Reconstructions of four PV-IR, juxtacellularly filled neurons. The tail-pinch-responsive bursting (A, 258) and the three constitutively bursting cells (B, 250; C, 209; D, 173) show common morphological features, despite the differences in the extent of their labeling: dendritic arbor in an oval-shaped area (gray), a thick main axon emerging ventrally and taking a U-turn (wide gray arrows), leaving the septum dorsally. This main axon emits parallel-running, thick myelinated secondary fibers that leave the medial septum dorsally with the main axon or ventrally by entering or crossing the diagonal band of Broca.
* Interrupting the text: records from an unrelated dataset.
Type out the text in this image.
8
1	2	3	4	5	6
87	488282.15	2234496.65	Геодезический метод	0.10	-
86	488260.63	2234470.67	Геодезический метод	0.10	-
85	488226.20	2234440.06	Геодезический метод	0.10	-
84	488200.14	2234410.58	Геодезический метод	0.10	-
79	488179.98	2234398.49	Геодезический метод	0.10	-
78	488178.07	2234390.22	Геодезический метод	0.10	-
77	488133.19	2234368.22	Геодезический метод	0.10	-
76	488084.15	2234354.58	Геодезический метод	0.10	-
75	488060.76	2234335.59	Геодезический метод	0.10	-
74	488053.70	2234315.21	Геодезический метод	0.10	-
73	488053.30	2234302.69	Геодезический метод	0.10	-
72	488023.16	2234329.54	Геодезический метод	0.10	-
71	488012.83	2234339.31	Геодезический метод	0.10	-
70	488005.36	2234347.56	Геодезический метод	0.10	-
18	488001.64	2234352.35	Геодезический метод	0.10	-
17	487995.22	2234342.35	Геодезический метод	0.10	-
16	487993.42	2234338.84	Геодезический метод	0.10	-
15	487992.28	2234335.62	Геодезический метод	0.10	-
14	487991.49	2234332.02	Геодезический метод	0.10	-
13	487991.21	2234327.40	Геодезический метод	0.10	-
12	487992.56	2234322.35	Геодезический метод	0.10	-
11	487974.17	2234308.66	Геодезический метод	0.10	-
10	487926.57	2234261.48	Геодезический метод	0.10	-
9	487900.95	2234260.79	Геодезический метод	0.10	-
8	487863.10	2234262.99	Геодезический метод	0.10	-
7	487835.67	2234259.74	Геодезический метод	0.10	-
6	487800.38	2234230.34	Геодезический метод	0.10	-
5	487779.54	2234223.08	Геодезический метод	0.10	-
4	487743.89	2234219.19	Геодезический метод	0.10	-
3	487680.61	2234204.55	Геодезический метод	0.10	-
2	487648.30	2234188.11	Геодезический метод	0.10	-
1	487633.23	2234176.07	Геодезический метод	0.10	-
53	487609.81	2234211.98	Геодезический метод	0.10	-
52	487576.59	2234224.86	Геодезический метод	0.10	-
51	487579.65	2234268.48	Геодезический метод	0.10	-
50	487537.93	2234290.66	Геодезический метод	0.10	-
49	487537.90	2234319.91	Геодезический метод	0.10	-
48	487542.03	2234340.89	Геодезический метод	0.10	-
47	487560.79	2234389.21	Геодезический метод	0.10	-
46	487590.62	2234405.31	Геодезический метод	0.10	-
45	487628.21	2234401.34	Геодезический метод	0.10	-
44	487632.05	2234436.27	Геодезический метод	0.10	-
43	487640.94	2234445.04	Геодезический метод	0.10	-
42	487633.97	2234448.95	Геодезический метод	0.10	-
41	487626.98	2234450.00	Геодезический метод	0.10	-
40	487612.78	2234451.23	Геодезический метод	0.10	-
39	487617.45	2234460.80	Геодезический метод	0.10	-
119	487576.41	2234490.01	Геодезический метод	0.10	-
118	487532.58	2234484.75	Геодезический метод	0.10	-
The thick myelinated axons emit thin unmyelinated collaterals bearing the terminals (3× magnified area in C, D). Scale bar: 200 μm; for the magnified insets, 66 μm.

Figure 6.

Electron microscopic features of the biocytin- or Neurobiotin-filled axons. The terminals of constitutively or theta-responsive bursting, PV-IR neurons formed symmetrical synapses (double arrows) frequently on proximal (thick) or middle-sized dendrites (A, B). Occasionally, somata (C) or thin, distal dendrites (D) were also targeted. Scale bars, 500 nm.

Figure 7.

A hypothetical scheme showing the interaction between medial septal PV-IR neurons and hippocampal perisomatic and dendritic inhibitory interneurons during the peak (left) and the trough (right) of pyramidal layer theta. The corresponding current source density maps (with permission from G. Buzsaki, 2002) and EEG recordings are also shown. The bottom EEG trace derives from the pyramidal layer, and the top trace is from the stratum lacunosum-moleculare. Left, The peak-preferring PV-IR cells of the medial septum are firing and inhibiting both the trough-preferring PV-IR neurons of the MS and dendritic inhibitory interneurons in the hippocampus, resulting in disinhibition of the distal dendritic region and the appearance of a marked current sink in the lacunosum-moleculare on the current source density map. Basket cells are active in this phase and induce a source in stratum pyramidale. Right, The trough-preferring neurons are active and suppress both the peak-preferring MS neurons and hippocampal perisomatic inhibitory cells. As a result, the basket cell-mediated active source disappears in the stratum pyramidale, and a new source (likely active) appears in stratum lacunosum-moleculare because of the activity of O-LM cells.